Many different financial activities fall under the corporate financial system. Budgets, sales forecasts, profitability measurements, cash flow management, financing decisions and capital structure are just a few of the most common. The department’s core purpose is to measure how well the company generates cash and what financing options will result in the best opportunities for growing the business. Individual analysts often make suggestions to management on the best investment opportunities for the company.

Responsibility

The corporate financial system often operates under the responsibility accounting theory. This dictates that a business should place individuals in charge of activities under their direct control. For example, one manager may be responsible for budgeting and cash-flow forecasting. Another manager is over capital structure and another over business valuation. This segregation allows each manager to focus on increasing the value added from their section of the department. The aggregate value added is the result of all managers working together.
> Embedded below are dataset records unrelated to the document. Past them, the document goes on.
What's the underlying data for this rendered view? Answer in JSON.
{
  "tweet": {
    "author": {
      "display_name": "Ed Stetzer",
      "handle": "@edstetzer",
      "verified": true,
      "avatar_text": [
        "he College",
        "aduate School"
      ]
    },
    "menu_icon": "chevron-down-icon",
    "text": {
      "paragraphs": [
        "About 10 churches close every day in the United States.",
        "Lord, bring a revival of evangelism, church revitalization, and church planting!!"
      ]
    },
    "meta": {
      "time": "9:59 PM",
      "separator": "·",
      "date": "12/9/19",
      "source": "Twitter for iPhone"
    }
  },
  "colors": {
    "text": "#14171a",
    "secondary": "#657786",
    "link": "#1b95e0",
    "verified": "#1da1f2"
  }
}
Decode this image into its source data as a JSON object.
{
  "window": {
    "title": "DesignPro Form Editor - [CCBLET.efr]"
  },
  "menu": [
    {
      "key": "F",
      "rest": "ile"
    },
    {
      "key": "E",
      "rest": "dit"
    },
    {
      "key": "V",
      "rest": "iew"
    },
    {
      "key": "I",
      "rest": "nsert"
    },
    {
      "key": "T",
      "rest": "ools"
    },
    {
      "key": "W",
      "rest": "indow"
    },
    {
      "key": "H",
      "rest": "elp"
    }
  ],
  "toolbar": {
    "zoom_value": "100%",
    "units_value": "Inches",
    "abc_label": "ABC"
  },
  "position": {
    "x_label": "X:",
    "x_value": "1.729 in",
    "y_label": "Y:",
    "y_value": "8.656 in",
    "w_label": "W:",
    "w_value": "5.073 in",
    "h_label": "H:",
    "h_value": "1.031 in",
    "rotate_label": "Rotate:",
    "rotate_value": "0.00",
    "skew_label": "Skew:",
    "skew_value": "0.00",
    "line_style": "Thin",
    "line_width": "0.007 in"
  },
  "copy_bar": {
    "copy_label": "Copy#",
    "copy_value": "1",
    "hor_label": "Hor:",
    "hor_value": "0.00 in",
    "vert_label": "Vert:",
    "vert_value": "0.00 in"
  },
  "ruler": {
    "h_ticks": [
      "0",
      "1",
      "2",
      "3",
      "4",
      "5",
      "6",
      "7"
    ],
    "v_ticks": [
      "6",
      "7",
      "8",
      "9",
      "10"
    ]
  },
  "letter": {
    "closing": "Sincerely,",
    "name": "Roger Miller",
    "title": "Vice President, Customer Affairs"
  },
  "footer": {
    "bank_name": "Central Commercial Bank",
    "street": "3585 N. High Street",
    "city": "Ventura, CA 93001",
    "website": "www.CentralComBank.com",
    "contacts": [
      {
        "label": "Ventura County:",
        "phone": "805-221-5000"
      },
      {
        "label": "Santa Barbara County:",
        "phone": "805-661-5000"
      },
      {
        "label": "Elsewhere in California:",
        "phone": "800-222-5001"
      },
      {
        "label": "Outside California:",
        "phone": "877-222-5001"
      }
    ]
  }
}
Accounting vs. Financial Systems

While accountants can perform financial analysis, their primary job is to record and report information. The corporate financial system uses the information to conduct a risk analysis for the company. This analysis often provides information on how external factors can affect the company’s financial operations. Competition, government regulation, technological changes and other factors may quickly strip the company of its competitive advantage. Business analysts in the corporate financial system will conduct a risk review to determine the scope of these threats.

Benefits

A separate financial system from a company’s accounting department helps provide a segregation of duties. Business analysts can review accounting information for accuracy and timeliness. This segregation strengthens both the security of financial information and validity of financial processes. Even with this segregation, however, companies still will need to undergo external audits. Audits provide a third-party review of both accounting and financial system processes.